Deviations from the Book — None of the three english-speaking adaptations follow Wells’ book faithfully. Detailed deviations would be too tediously long. Brieflh: TM60 and TM2002 add intermediate stops in the future before reading Weena’s time. TM78 added a couple stops in the past too. All three deviate in Hollywood fashion in making Weena more of a love interest and allowing happy endings where the traveler and Weena are reunited. In the book, she dies.

Hall of Knowledge — Wells’ novel had a Palace of Green Porcelain, which was a derelict museum. It told no particular backstory, but did supply the Traveler with additional matches and a club for a weapon. TM60 has a museum, but added the “talking rings” as a plot device to tell backstory. TM78 repeated the hall of knowledge, but upgraded the audio to video tape to fill in the backstory on what happened to mankind. TM2002 took the Hall of Knowledge video notion from TM78, and expanded it in the form of a snarky virtual librarian.

Fashionably Pacifist — One of the very 70s features of TM78, is the flagrantly anti-war message in the Hall of Knowledge. On display are weapons of war, over which Neil can opine: “Someone had gone to a lot of trouble to preserve the weapons of history. Perhaps as a tragic reminder of how Our history has a way of repeating itself. As always, there are the innocent victims, like Weena.” Neil gets a personal guilt trip for finding that his Death Ray is among the weapons. Bad military-industrial-scientist, Bad. Undermining the moralizing, is how Neil uses the museum’s explosives to save Eloi from the evil Morlocks. That would be the very sorts of reasons weapons have always existed — to save ‘good people’ from the ‘bad people.’
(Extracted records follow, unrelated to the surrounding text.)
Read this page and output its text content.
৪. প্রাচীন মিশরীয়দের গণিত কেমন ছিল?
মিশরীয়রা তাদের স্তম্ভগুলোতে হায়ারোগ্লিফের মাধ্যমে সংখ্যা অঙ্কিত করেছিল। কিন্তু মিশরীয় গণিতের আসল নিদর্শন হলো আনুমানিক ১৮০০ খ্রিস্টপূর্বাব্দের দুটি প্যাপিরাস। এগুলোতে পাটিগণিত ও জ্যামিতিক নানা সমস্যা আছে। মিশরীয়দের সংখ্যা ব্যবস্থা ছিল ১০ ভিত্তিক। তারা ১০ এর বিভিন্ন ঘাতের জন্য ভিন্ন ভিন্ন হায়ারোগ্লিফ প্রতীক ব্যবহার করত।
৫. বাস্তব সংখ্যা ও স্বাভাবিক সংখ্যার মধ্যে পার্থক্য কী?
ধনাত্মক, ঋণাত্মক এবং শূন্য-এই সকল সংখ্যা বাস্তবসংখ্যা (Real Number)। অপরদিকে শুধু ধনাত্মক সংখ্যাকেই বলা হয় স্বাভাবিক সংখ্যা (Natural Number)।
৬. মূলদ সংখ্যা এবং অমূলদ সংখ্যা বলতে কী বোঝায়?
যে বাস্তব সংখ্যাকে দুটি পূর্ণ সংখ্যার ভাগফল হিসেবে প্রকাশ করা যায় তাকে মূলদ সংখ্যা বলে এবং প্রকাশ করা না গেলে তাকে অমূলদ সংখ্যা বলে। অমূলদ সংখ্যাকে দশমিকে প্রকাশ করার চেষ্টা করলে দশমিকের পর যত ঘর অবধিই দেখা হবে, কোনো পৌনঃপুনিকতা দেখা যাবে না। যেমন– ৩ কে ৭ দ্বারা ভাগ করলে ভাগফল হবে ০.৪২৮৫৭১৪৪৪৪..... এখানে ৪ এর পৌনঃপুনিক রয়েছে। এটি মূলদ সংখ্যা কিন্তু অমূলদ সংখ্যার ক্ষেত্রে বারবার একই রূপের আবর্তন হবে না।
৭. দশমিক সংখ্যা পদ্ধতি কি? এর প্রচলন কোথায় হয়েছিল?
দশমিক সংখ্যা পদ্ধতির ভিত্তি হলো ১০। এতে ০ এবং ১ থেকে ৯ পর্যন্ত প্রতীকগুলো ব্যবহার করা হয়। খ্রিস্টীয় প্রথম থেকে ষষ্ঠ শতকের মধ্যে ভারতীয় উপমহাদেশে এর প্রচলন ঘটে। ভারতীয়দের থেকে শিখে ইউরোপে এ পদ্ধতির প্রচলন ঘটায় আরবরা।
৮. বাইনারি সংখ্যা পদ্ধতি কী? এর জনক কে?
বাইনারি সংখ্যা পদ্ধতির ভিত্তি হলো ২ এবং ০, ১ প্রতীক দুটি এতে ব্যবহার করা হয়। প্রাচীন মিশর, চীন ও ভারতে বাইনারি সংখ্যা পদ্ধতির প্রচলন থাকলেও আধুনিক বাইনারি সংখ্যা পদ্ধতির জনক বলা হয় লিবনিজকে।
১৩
Smug Modernism — An amusing (or infuriating, depending on one’s demeanor) is how TM78 uses trite historical stereotypes to (a) pad out the run time and (b) that modern people are smarter/better. The first is the witch trial scene. This is a favorite of smug modernists. The real history is smaller and less tyrannical. Ah, but that doesn’t sell. The "gold rush" western scene perpetuates the handy stereotype that in the crude “olden days” everyone was armed with 30-30 Winchesters or Six-guns and regularly shot each other up for the slightest of provocations (if any). Of course, recycling old costumes and sets was a way to stretch the run time on a budget.

Time And Distance — Where TM60 and TM2002 were careful to keep Wells’ notion of traveling through time, not space, TM78 is not careful at all. Neil leaves his military-industrial-lab in Los Angeles, but appears in Salem, Massachusetts in 1692. He then appears in the west (the Dakotas?) in the 1800s. Neil’s machine was, apparently, able to home in on a place (his lab) as well as a time.

Car Nuts — Fans of obscure automotive trivia will be delighted at seeing a CitiCar on display in the Hall of Knowledge. This all-electric mini-car was a response to the gas crisis of the mid-70s. A glorified golf-cart, the CitiCar was nevertheless America’s most mass-produced (modern) electric car until Tesla came on the scene. Weak performance and the easing of the gas crisis doomed CitiCar to obscurity. Nowadays, it is a museum item.

Similar Endings — All three TMs end with the time traveler’s friend, musing with the time traveler’s female worker. In TM60, she’s the housekeeper. In TM78, she’s his secretary. In TM2002, she’s a housekeeper again. In all three, the friend gets to sign off with some time-related witticism. in TM78, the friend says, “Time is on his side.”

Bottom line? TM78 is obscure, but exists in YouTube form. Fans of TM60 may be amused at the 70s remake in 70s flavors (Burnt Orange and Avacado Green). TM78 is a neat bridge between TM60 and TM2002. A fun night (for ardent TM fans) would be a triple feature of the three. TM78 isn’t amazing or better than TM60 or TM2002. It is the poorer cousin, if anything. Still, it has its amusements.